The problem really isn’t just the number of times that my engine have broken. It’s the fact that I’ve gotten used to them breaking, I’m now expecting it to happen, and so I’m not looking forward to driving it. So now my confidence in the product that I have is low, and it’s not as enjoyable to use. I don’t need to be sitting next to a timebomb, while I’m trying to put laps in.

So, bitching aside, what am I going to do about it?

  • Solution 1: I purchased a used IAME X30 engine package. I heard that the X30s are pretty reliable, so I’m going to run one for a while and see if that’s true. If it is, I’m going to get another one, so I can have a spare engine when I’m at the track for larger races. The goal would be eventually to have engine build by a shop like Tru-Tech, but that requires more budget.
  • Solution 2: I’m working with a colleague to get some seat time in an LO206 four-stroke for some extra seat time during the year. Although much slower than my TAG kart, the LO206 should be much more simple and reliable to provide me with extra seat time.
  • Solution 3: Work to partner with some sponsors for the year, and provide value for them. With a more flexible budget, I can get spare engines and other things that won’t make any engine failure such a traumatic event.

Looking back on it, the majority of issues that have been taking the joy out of karting for me has been dealing with engine reliability to a degree that any other product would be found to be of unacceptable quality. Karters seem to deal with it some times because “that’s just the way it is”.

That doesn’t make it any fun when you spend half the season with your kart in pieces.

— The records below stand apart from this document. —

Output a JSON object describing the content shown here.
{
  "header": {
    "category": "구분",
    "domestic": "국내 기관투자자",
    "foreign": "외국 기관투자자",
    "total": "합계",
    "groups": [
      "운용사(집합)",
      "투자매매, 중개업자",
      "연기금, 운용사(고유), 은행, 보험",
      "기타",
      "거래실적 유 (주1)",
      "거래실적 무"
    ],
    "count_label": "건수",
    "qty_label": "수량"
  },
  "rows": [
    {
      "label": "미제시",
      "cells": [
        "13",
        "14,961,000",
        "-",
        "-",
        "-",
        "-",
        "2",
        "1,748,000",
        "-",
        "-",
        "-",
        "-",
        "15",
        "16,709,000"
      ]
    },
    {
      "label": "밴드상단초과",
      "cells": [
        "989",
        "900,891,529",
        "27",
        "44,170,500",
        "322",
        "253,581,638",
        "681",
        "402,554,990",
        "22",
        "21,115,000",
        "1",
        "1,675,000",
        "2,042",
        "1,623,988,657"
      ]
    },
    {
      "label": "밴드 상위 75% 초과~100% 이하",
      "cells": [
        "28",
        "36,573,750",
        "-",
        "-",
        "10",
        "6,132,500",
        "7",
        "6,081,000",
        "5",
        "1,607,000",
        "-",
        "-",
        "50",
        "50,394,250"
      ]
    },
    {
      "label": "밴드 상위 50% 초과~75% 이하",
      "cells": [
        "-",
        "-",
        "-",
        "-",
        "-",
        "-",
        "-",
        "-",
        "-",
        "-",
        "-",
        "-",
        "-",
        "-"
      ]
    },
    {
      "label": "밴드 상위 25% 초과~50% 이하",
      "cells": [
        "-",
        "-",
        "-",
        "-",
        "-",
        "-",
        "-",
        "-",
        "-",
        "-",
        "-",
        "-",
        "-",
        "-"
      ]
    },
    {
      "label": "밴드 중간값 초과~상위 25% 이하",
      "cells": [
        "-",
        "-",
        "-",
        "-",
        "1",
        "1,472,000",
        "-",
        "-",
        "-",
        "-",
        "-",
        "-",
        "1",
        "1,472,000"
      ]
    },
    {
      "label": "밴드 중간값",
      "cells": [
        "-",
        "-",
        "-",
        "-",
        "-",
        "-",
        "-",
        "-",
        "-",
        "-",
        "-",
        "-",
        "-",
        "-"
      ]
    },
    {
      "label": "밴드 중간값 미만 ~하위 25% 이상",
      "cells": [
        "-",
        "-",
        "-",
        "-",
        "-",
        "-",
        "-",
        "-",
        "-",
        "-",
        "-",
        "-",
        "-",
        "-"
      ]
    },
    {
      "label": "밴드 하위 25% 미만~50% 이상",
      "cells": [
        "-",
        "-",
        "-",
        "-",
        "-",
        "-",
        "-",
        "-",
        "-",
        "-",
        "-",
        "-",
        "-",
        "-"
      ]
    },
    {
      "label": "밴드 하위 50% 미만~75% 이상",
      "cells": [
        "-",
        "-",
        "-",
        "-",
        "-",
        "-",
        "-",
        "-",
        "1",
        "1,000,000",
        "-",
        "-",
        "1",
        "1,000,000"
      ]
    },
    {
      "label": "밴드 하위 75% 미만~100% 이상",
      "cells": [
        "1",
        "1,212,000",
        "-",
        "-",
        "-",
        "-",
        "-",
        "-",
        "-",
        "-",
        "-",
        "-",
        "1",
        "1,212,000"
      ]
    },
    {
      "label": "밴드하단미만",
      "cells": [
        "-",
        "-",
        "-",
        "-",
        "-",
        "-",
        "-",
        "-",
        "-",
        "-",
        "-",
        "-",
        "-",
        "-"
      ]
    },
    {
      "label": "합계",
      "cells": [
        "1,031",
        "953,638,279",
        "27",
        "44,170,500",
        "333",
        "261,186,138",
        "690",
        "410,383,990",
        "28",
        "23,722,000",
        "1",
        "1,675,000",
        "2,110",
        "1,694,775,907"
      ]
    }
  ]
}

Needing to improve as a driver, I can deal with. Being able to get the seat time will help me improve my driving, and so over time that problem starts to go away.  It’s something that I can directly control. Laptime suck? Don’t worry, just change your setup and drive more. That’s all great, but if the engine isn’t running, then I can’t get the seat time I need to improve while others do. Then it takes longer to catch back up, and everything gets stuck in a vicious cycle.

Don’t get me wrong. I really really like racing TAG. I like the speed, and the skill that it takes. What I’m hoping is that by changing engines…again, I can find a package that is reliable, and I can trust to run more frequently. If I had that , then I would start being interested in being able to run races that are farther away, drive new tracks again and enjoying karting like when I started.

Karting, for me, needs to be fun. (It’s one of the reasons that I’ve been pushing the #keepkartingfun hashtag on social media for groups like KartPulse.) Otherwise, I wouldn’t know what to do with myself.

I’m going to find a way to fix this problem, because I’m not giving myself any other choice.

Stay tuned.


5 thoughts on “I haven’t been having fun karting lately…and I’m going to do something about it. #keepkartingfun

  1. Pingback: Don’t call it a comeback. Although I just might… | |StartingGrid|

  2. Pingback: Making karting fun again – Turning track days into test days. #theartofkart | |StartingGrid|

  3. I can sympathize. Spent five years racing TAG with many, many breakdowns, and the tracks I run at are 2+ hours away. I moved up to Stock Moto CR125s three years ago and haven’t had a breakdown since. Yes, your budget will go up for tires but that more than offsets the cost of engine breakdowns. Jet them correctly and they run forever.